Semaglutide 2.4 mg is a GLP-1 receptor agonist used for weight management and diabetes treatment.
How does semaglutide 2.4 mg reduce cardiovascular risk in ASCVD patients?
Semaglutide 2.4 mg lowers the hazard of major adverse cardiovascular events, including myocardial infarction, stroke, and all-cause mortality.
Who were included in the study?
The study included U.S. adults aged 45 years or older with clinical ASCVD and overweight or obesity without diabetes.
What was the primary outcome of the study?
The primary outcomes were revised 3-point MACE (rMACE-3) and revised 5-point MACE (rMACE-5).
How long was the follow-up period in the study?
The mean follow-up period was 8.6 months.
What were some of the secondary outcomes measured?
Secondary outcomes included MACE-3, MACE-5, heart failure composite outcomes, and others.
Did semaglutide 2.4 mg reduce the risk of all types of cardiovascular events equally?
Semaglutide 2.4 mg significantly reduced stroke, hospitalization for heart failure, and all-cause mortality but did not reach significance for myocardial infarction or coronary revascularization.

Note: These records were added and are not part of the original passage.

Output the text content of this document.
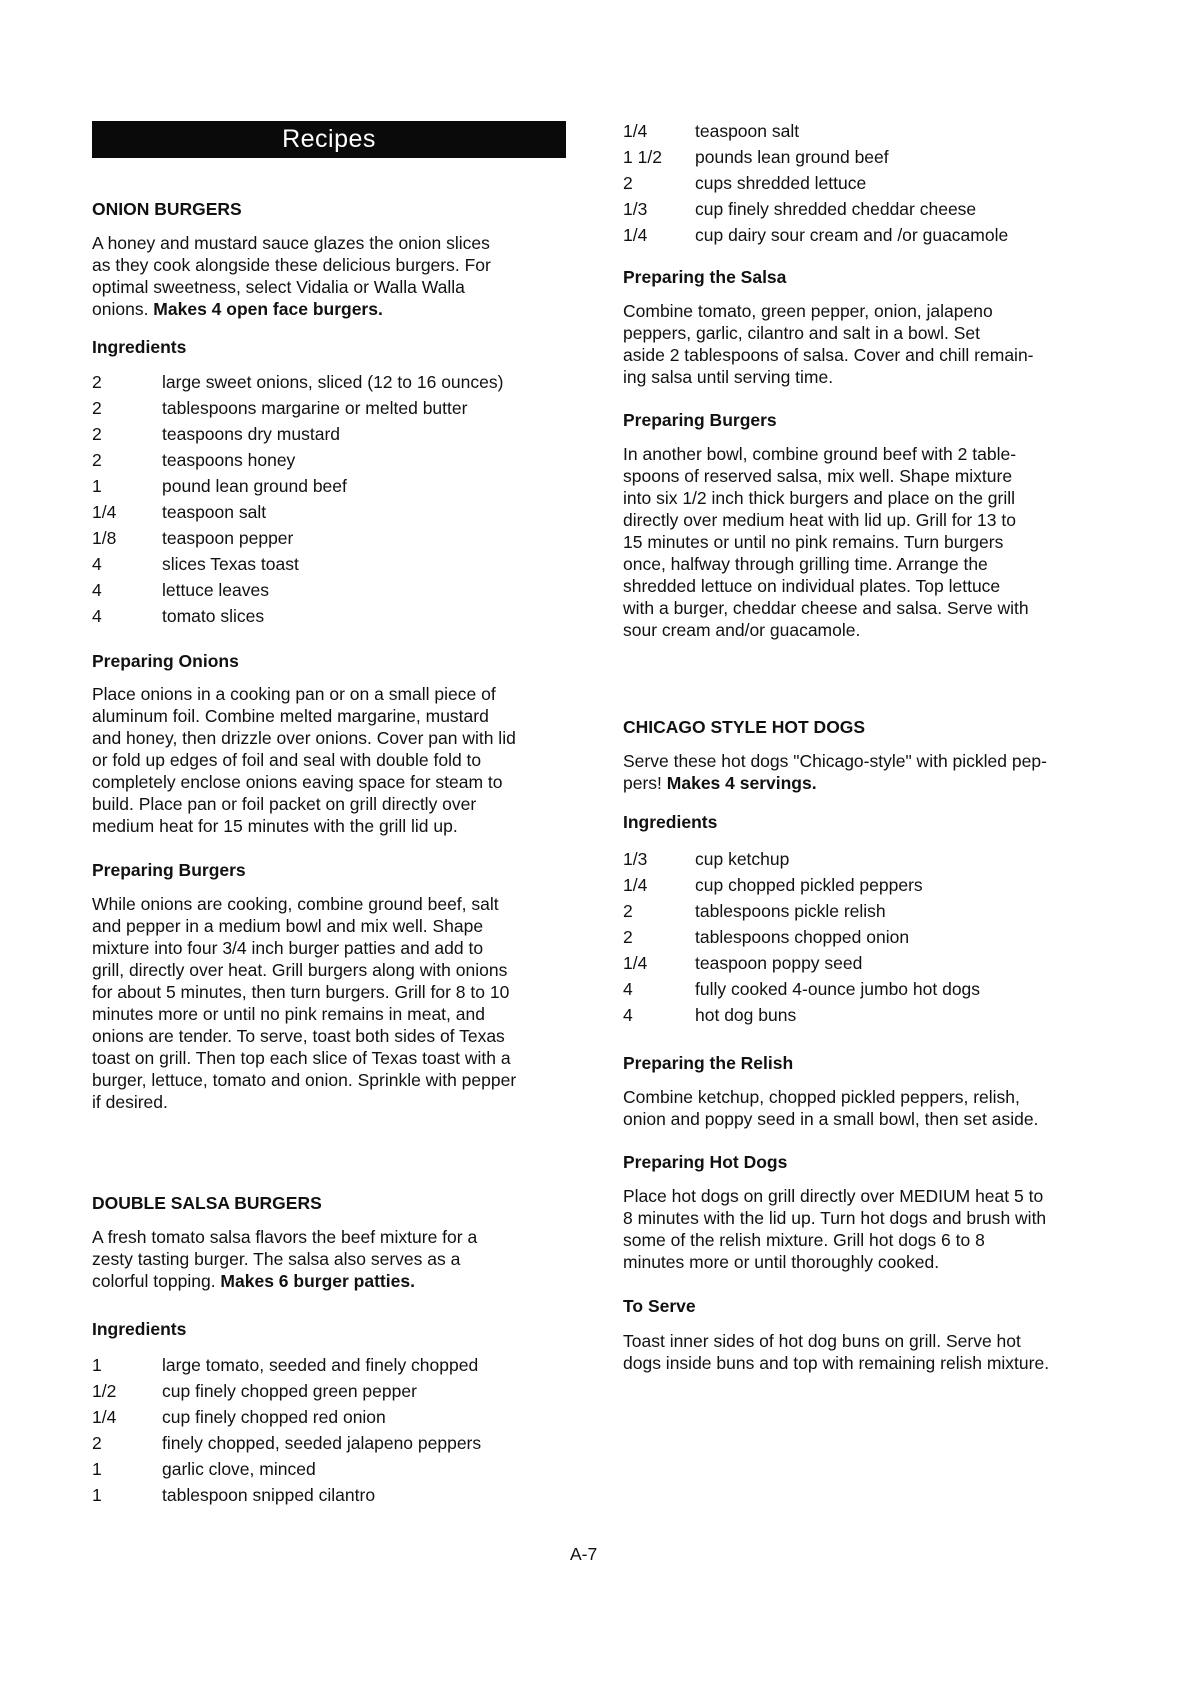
Recipes
ONION BURGERS
A honey and mustard sauce glazes the onion slices
as they cook alongside these delicious burgers. For
optimal sweetness, select Vidalia or Walla Walla
onions. Makes 4 open face burgers.
Ingredients
2	large sweet onions, sliced (12 to 16 ounces)
2	tablespoons margarine or melted butter
2	teaspoons dry mustard
2	teaspoons honey
1	pound lean ground beef
1/4	teaspoon salt
1/8	teaspoon pepper
4	slices Texas toast
4	lettuce leaves
4	tomato slices
Preparing Onions
Place onions in a cooking pan or on a small piece of
aluminum foil. Combine melted margarine, mustard
and honey, then drizzle over onions. Cover pan with lid
or fold up edges of foil and seal with double fold to
completely enclose onions eaving space for steam to
build. Place pan or foil packet on grill directly over
medium heat for 15 minutes with the grill lid up.
Preparing Burgers
While onions are cooking, combine ground beef, salt
and pepper in a medium bowl and mix well. Shape
mixture into four 3/4 inch burger patties and add to
grill, directly over heat. Grill burgers along with onions
for about 5 minutes, then turn burgers. Grill for 8 to 10
minutes more or until no pink remains in meat, and
onions are tender. To serve, toast both sides of Texas
toast on grill. Then top each slice of Texas toast with a
burger, lettuce, tomato and onion. Sprinkle with pepper
if desired.
DOUBLE SALSA BURGERS
A fresh tomato salsa flavors the beef mixture for a
zesty tasting burger. The salsa also serves as a
colorful topping. Makes 6 burger patties.
Ingredients
1	large tomato, seeded and finely chopped
1/2	cup finely chopped green pepper
1/4	cup finely chopped red onion
2	finely chopped, seeded jalapeno peppers
1	garlic clove, minced
1	tablespoon snipped cilantro
1/4	teaspoon salt
1 1/2 pounds lean ground beef
2	cups shredded lettuce
1/3	cup finely shredded cheddar cheese
1/4	cup dairy sour cream and /or guacamole
Preparing the Salsa
Combine tomato, green pepper, onion, jalapeno
peppers, garlic, cilantro and salt in a bowl. Set
aside 2 tablespoons of salsa. Cover and chill remain-
ing salsa until serving time.
Preparing Burgers
In another bowl, combine ground beef with 2 table-
spoons of reserved salsa, mix well. Shape mixture
into six 1/2 inch thick burgers and place on the grill
directly over medium heat with lid up. Grill for 13 to
15 minutes or until no pink remains. Turn burgers
once, halfway through grilling time. Arrange the
shredded lettuce on individual plates. Top lettuce
with a burger, cheddar cheese and salsa. Serve with
sour cream and/or guacamole.
CHICAGO STYLE HOT DOGS
Serve these hot dogs "Chicago-style" with pickled pep-
pers! Makes 4 servings.
Ingredients
1/3	cup ketchup
1/4	cup chopped pickled peppers
2	tablespoons pickle relish
2	tablespoons chopped onion
1/4	teaspoon poppy seed
4	fully cooked 4-ounce jumbo hot dogs
4	hot dog buns
Preparing the Relish
Combine ketchup, chopped pickled peppers, relish,
onion and poppy seed in a small bowl, then set aside.
Preparing Hot Dogs
Place hot dogs on grill directly over MEDIUM heat 5 to
8 minutes with the lid up. Turn hot dogs and brush with
some of the relish mixture. Grill hot dogs 6 to 8
minutes more or until thoroughly cooked.
To Serve
Toast inner sides of hot dog buns on grill. Serve hot
dogs inside buns and top with remaining relish mixture.
A-7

What are the implications of this study for clinical practice?
This study supports the use of semaglutide 2.4 mg in reducing cardiovascular risk among ASCVD patients with overweight or obesity.
Are there any limitations to this study?
The study is observational and relies on real-world data, which may have biases not captured by randomized controlled trials.
How does this study compare to previous research?
This study extends prior evidence of semaglutide benefits to a broader clinical ASCVD population without diabetes.